Andrew Gilbert, Les maîtres fous, starring Andrew and Emil Nolde

From 03 to 21 September 2013

Opening Thursday April 25 starting 6 pm

As the Drums beat, they painted Flowers
As Natives heads were hacked, they sketched Masks Shocking and Savage
Erotic and Wild
On the First day God created Europe, and then he created Darkness...

Andrew Gilbert

Queen Victoria, Shaka Zulu as a dictator-messiah, Jesus, Macbeth, the Mad Mullah of Somalia and Emil Nolde will join us for Andrew Gilbert’s next exhibition at the gallery. In his drawings, he re-enacts Europe’s colonial history and its profligate aggression against local populations. Starting from accurate facts, he stages himself in a kind of History that can take imaginative, jocular and anachronistic detours.

This exhibition takes place under the sign of The Mad Masters (1955), a documentary by Jean Rouch which Andrew Gilbert watched while working on this new series of artworks. The film unveils a rite of religious possession practiced by a sect of the Niger, whose members wear colonial helmets and carry wooden rifles to incarnate, in the course of a violent simulacrum, various figures of the dominant British hierarchy. This process of catharsis through disguise joins the farcical role-play of the artist, who adopts the appearance of a European Queen, a Zulu chief or an army soldier.

This time, Andrew Gilbert returns from Africa where, with his fellow traveller Emil Nolde, he witnessed the acts of extreme brutality and savagery perpetrated by the British and German European powers. Here they are, dressed as birds in military uniforms, as they paint or drink tea in the middle of scenes of massacre. In European Flowers, a flower arrangement in a vase evokes the European idea of civilised and controlled nature, but a blood-drenched face, pierced with nails, makes it tip over to the side of barbarism. Andrew and Nolde are still there, in miniature; they are painting the flowers, but all they see in them are violent African masks. Diametrically opposed to any form of Edenic exoticism, they are far from the journey across the Pacific made by the German painter on the trail of Paul Gauguin.

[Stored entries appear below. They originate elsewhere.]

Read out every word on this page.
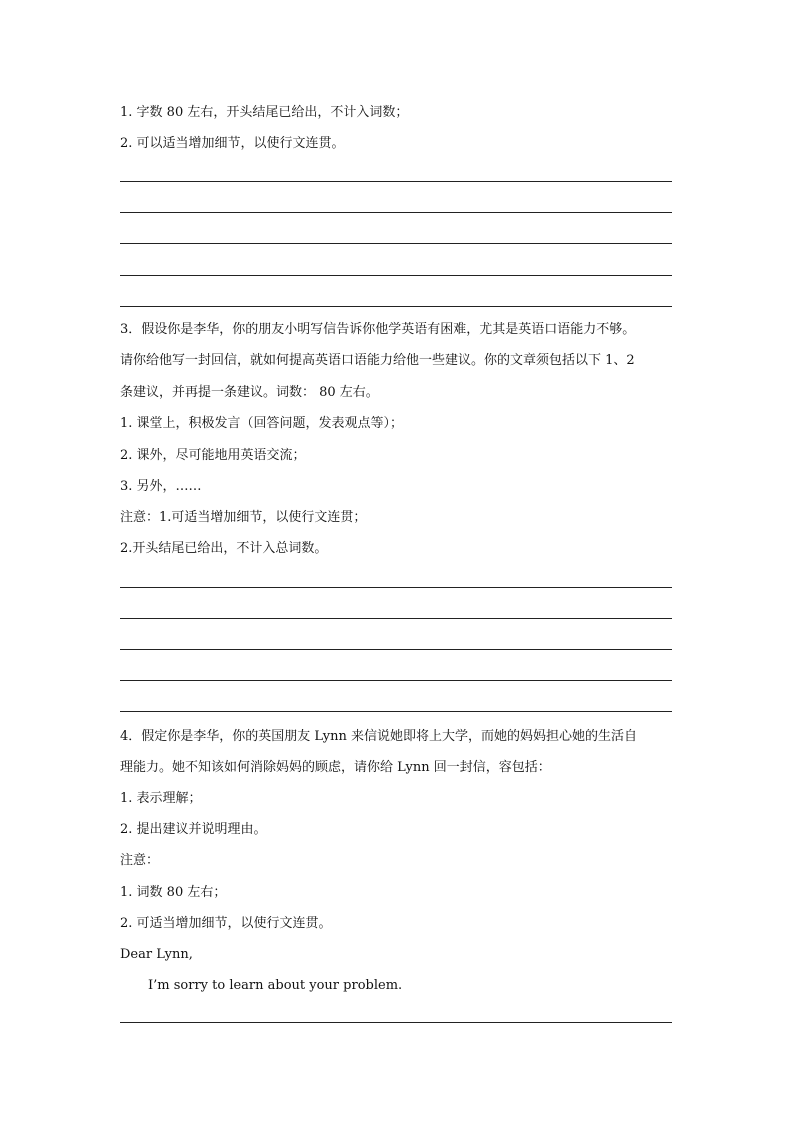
1. 字数 80 左右，开头结尾已给出，不计入词数；
2. 可以适当增加细节，以使行文连贯。
3．假设你是李华，你的朋友小明写信告诉你他学英语有困难，尤其是英语口语能力不够。
请你给他写一封回信，就如何提高英语口语能力给他一些建议。你的文章须包括以下 1、2
条建议，并再提一条建议。词数： 80 左右。
1. 课堂上，积极发言（回答问题，发表观点等）；
2. 课外，尽可能地用英语交流；
3. 另外，……
注意：1.可适当增加细节，以使行文连贯；
2.开头结尾已给出，不计入总词数。
4．假定你是李华，你的英国朋友 Lynn 来信说她即将上大学，而她的妈妈担心她的生活自
理能力。她不知该如何消除妈妈的顾虑，请你给 Lynn 回一封信，容包括：
1. 表示理解；
2. 提出建议并说明理由。
注意：
1. 词数 80 左右；
2. 可适当增加细节，以使行文连贯。
Dear Lynn,
I’m sorry to learn about your problem.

Created with a mixture of acrylics, ink and pencil, Andrew Gilbert’s drawings have an unquestionable suggestive power. His manner has evolved towards an increasingly corporeal treatment, moving from pencil to acrylic, from lines to colour. The sheet, slashed with a cutter in the manner of scarification, is covered with sentences that look like incantations. African art is a source of formal inspiration passing through the prism of German expressionism; Emil Nolde is one of its figures. In Trophies of the Savages, Gilbert revisits Nolde’s famous 1911 painting Still Life with Masks. The masks become severed heads, reminding the viewer of the decapitations of the Herero and Namaqua people, perpetrated by the Germans in Namibia (1904-1911). Gilbert’s paintings are also heavily imbued with cinematic and literary representations of colonial history, which he integrates in his work by re-interpreting cinema and cabaret posters.

Born in Edinburgh in 1980, Andrew Gilbert attended the Edinburgh Fine Art University of Edinburgh and Edinburgh College of Art from 1997 to 2002. He had numerous personal exhibitions throughout Europe, in particular in Prague, Hamburg, Berlin, Amsterdam and Paris. He live and works in Prague since 2002.